Updated January 13, 2018 10:42:07Light pollution in the sky can cause issues for your health.
According to the World Health Organization, “A number of environmental factors have been linked to increased risk of cardiovascular disease and diabetes in the developing world, and light pollution is one of them.”
A number of different light pollution sources have been found to be responsible for light pollution.
The WHO lists the following as “light pollution sources” that can cause light pollution: direct sunlight from buildings, cars, and vehicles; indoor lighting (lights that can be set at night, which can cause the sun to shine during the day); street lights; fluorescent lights; and fluorescent tubes.
Light pollution also causes indoor air pollution.
A study in 2016 by the World Economic Forum and the International Monetary Fund concluded that the costs of light pollution are about $6.4 trillion per year in the developed world, with the highest impact on people living in urban areas.
According to the International Council for Light-Emitting Diodes, a group of lighting manufacturers, light pollution can be reduced with proper lighting practices.
“The most important thing for anyone looking to protect themselves from light pollution, and reduce their exposure to harmful and potentially damaging light, is to understand the light pollution factors, including the sources, their effects, and how to reduce them,” the group says.
According the Light Pollution Foundation, light-pollution causes a range of health effects: from reduced immunity to lower blood pressure and heart rate; increased skin sensitivity; and decreased ability to metabolize light, as well as reduced concentration of vitamin D in the blood.
“Light pollution can also have a negative impact on our health,” the foundation says.

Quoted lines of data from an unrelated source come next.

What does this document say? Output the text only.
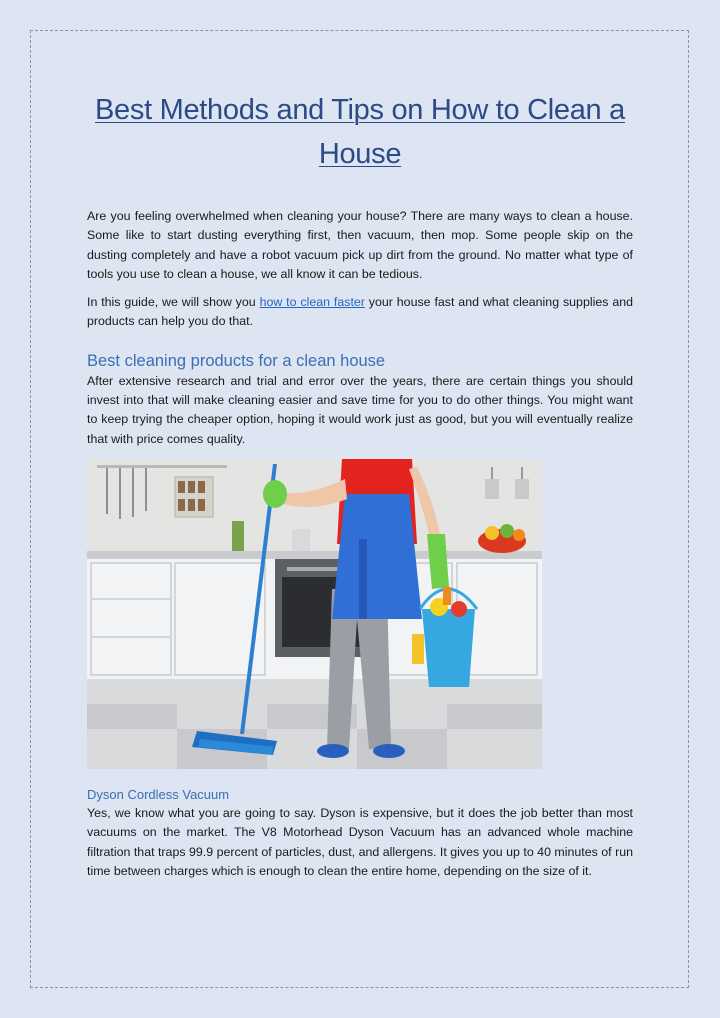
Best Methods and Tips on How to Clean a House

Are you feeling overwhelmed when cleaning your house? There are many ways to clean a house. Some like to start dusting everything first, then vacuum, then mop. Some people skip on the dusting completely and have a robot vacuum pick up dirt from the ground. No matter what type of tools you use to clean a house, we all know it can be tedious.

In this guide, we will show you how to clean faster your house fast and what cleaning supplies and products can help you do that.

Best cleaning products for a clean house

After extensive research and trial and error over the years, there are certain things you should invest into that will make cleaning easier and save time for you to do other things. You might want to keep trying the cheaper option, hoping it would work just as good, but you will eventually realize that with price comes quality.

Dyson Cordless Vacuum

Yes, we know what you are going to say. Dyson is expensive, but it does the job better than most vacuums on the market. The V8 Motorhead Dyson Vacuum has an advanced whole machine filtration that traps 99.9 percent of particles, dust, and allergens. It gives you up to 40 minutes of run time between charges which is enough to clean the entire home, depending on the size of it.
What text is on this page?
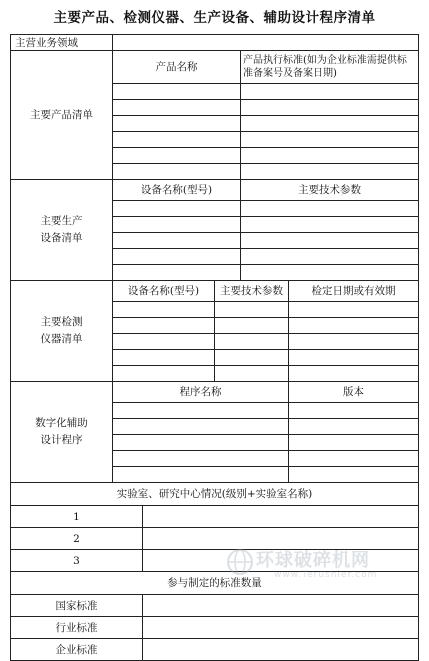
主要产品、检测仪器、生产设备、辅助设计程序清单
主营业务领域					
主要产品清单	产品名称			产品执行标准(如为企业标准需提供标准备案号及备案日期)	

主要生产
设备清单	设备名称(型号)			主要技术参数	

主要检测
仪器清单	设备名称(型号)		主要技术参数		检定日期或有效期

数字化辅助
设计程序	程序名称				版本

实验室、研究中心情况(级别+实验室名称)					
1					
2					
3					
参与制定的标准数量					
国家标准					
行业标准					
企业标准					
环球破碎机网
www.Terushier.com
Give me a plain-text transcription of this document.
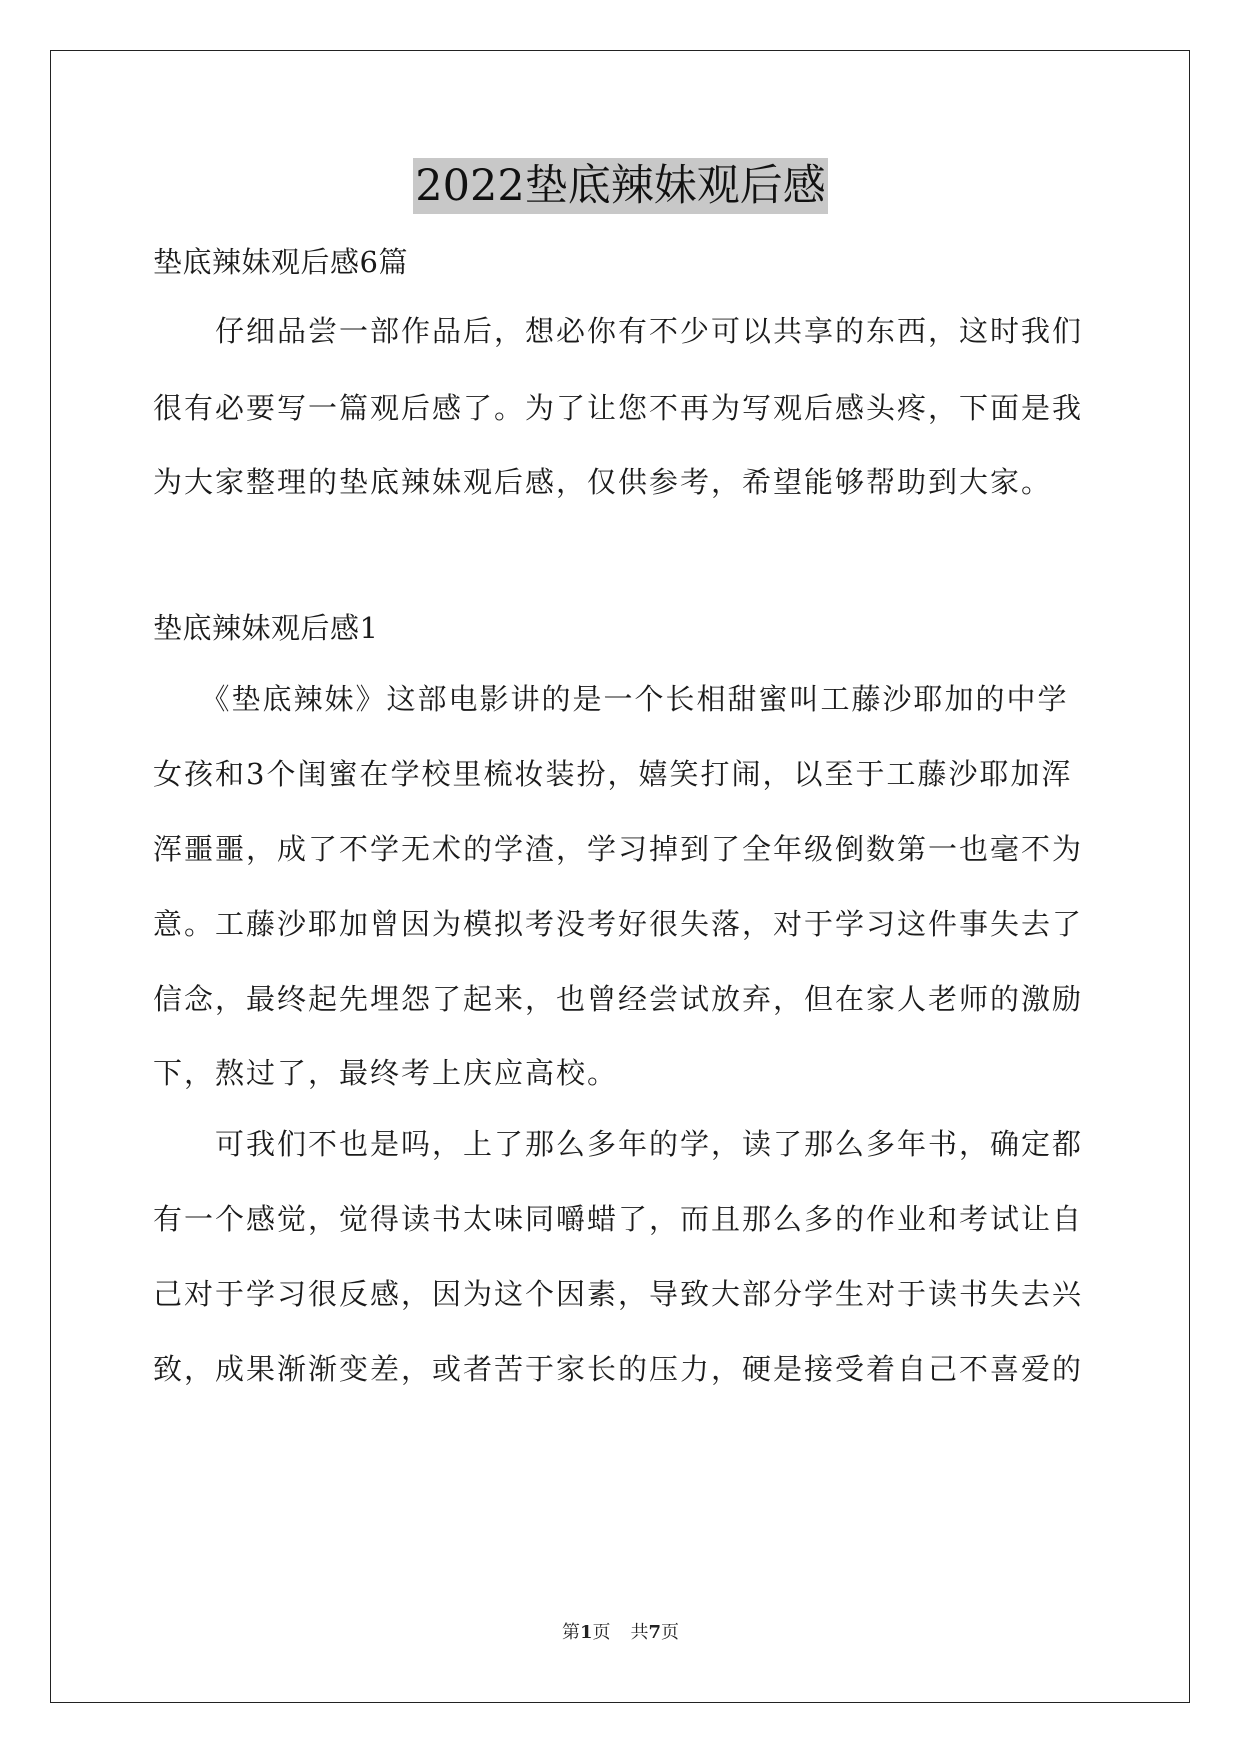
2022垫底辣妹观后感
垫底辣妹观后感6篇
　　仔细品尝一部作品后，想必你有不少可以共享的东西，这时我们
很有必要写一篇观后感了。为了让您不再为写观后感头疼，下面是我
为大家整理的垫底辣妹观后感，仅供参考，希望能够帮助到大家。
垫底辣妹观后感1
　　《垫底辣妹》这部电影讲的是一个长相甜蜜叫工藤沙耶加的中学
女孩和3个闺蜜在学校里梳妆装扮，嬉笑打闹，以至于工藤沙耶加浑
浑噩噩，成了不学无术的学渣，学习掉到了全年级倒数第一也毫不为
意。工藤沙耶加曾因为模拟考没考好很失落，对于学习这件事失去了
信念，最终起先埋怨了起来，也曾经尝试放弃，但在家人老师的激励
下，熬过了，最终考上庆应高校。
　　可我们不也是吗，上了那么多年的学，读了那么多年书，确定都
有一个感觉，觉得读书太味同嚼蜡了，而且那么多的作业和考试让自
己对于学习很反感，因为这个因素，导致大部分学生对于读书失去兴
致，成果渐渐变差，或者苦于家长的压力，硬是接受着自己不喜爱的
第1页 共7页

“It affects our skin and hair and reduces our ability to fight infections.
We also tend to overreact to sunlight and the way we interact with the light.
This causes us to be less alert and more irritable.”
Light pollution is also a major contributor to ozone levels in the air, and in many parts of the world, a large proportion of our energy comes from the combustion of fossil fuels.
According the EPA, light exposure can contribute to over-exposure to ozone, as can indoor pollution.
As a result, it’s important to reduce your exposure to light pollution as much as possible, and be sure to check your local city or town ordinances to ensure that your light pollution guidelines are being followed.